Bireyin etik anlayışıyla örgütün etik kültürü arasında zaman zaman etik uyumsuzluk nedeniyle bir ayraç oluşabilmektedir. Örgütün ve bireyin sahip olduğu etik ilkelerin uzlaşamaması, örgüt içerisinde bir çatışmaya neden olabilir. Örgüt ve birey arasındaki çatışmalar etik değerlerin farklı standartlarla, farklı bakış açılarından oluşmasından meydana gelmektedir (Fritz, Arnett ve Conkel, 1999: 289).

Etik iş iklimi algılaması, kişi örgüt uyumuyla bütünleştiği takdirde bireyin kendini örgütle daha fazla uyumlu hissetmesine neden olmaktadır. Örgütün ya da bireyin etik anlayışa sahip olması, bireyin işe yönelik özdeşleşmesi üzerinde de etkilidir. Eğer işgören üst düzeyde etik anlayışa sahipse ve aynı etik anlayışı örgütte bulamıyorsa; bireyin başarısı adına değerlerin uyumu konusunda bir baskı söz konusudur.
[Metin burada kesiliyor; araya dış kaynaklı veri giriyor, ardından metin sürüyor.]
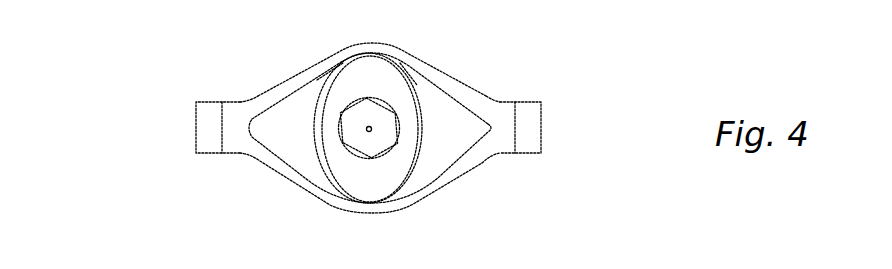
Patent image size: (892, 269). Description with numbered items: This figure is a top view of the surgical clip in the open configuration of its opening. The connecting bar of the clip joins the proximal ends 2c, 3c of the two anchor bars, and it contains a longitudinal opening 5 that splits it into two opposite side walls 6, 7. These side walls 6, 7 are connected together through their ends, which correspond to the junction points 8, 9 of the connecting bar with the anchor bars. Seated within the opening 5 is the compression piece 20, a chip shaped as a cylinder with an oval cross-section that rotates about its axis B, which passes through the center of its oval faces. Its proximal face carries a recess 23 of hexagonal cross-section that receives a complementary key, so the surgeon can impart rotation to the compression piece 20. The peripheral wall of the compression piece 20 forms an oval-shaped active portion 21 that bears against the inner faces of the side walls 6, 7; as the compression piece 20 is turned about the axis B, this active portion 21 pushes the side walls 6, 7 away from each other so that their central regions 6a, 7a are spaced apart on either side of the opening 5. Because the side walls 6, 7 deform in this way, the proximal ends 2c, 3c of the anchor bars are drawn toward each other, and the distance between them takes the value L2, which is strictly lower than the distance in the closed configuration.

Eğer tersi bir durum söz konusuysa, yani örgüt etik değerler konusunda sert bir tavır sergiliyorsa, böyle bir baskı altında da birey kendini rahat ifade edemeyebilir. Bireyin örgüte yönelik düşüncelerinde farklılıklar ortaya çıkabilir (Lopez ve diğerleri, 2009: 595).
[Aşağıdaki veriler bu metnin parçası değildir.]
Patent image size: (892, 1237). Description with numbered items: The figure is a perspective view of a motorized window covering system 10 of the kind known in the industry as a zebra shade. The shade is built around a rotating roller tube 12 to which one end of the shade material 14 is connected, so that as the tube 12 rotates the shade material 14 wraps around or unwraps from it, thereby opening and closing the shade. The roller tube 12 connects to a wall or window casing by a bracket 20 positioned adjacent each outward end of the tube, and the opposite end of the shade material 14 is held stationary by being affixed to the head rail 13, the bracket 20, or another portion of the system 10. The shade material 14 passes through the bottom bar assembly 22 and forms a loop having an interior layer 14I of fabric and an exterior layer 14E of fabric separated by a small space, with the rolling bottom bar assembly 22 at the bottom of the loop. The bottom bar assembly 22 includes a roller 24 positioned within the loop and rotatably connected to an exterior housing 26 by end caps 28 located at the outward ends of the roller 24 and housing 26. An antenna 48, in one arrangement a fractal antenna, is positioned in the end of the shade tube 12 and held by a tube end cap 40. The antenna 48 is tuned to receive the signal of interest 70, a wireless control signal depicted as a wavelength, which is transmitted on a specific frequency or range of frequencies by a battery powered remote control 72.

Değer algılamalarında düşünce farklılığının olması veya bu anlamda örgüt ve birey arasında bir değer uyumsuzluğu olması, bireyin özdeşleşmemesine veya

özdeşleşme düzeyinin düşmesine neden olmaktadır. Bir başka konu ise Valentine ve diğerlerinin (2002) örgütsel bağlılık ve kişi-örgüt uyumuna yönelik yapmış olduğu çalışmada belirttiği gibi, bireyin aslında örgüte bağlılık hissetmesi, bireyin örgütün değer anlayışına katkı yapmasına olumlu olarak yansır. Bu durum aslında örgütsel özdeşleşme için de geçerlidir.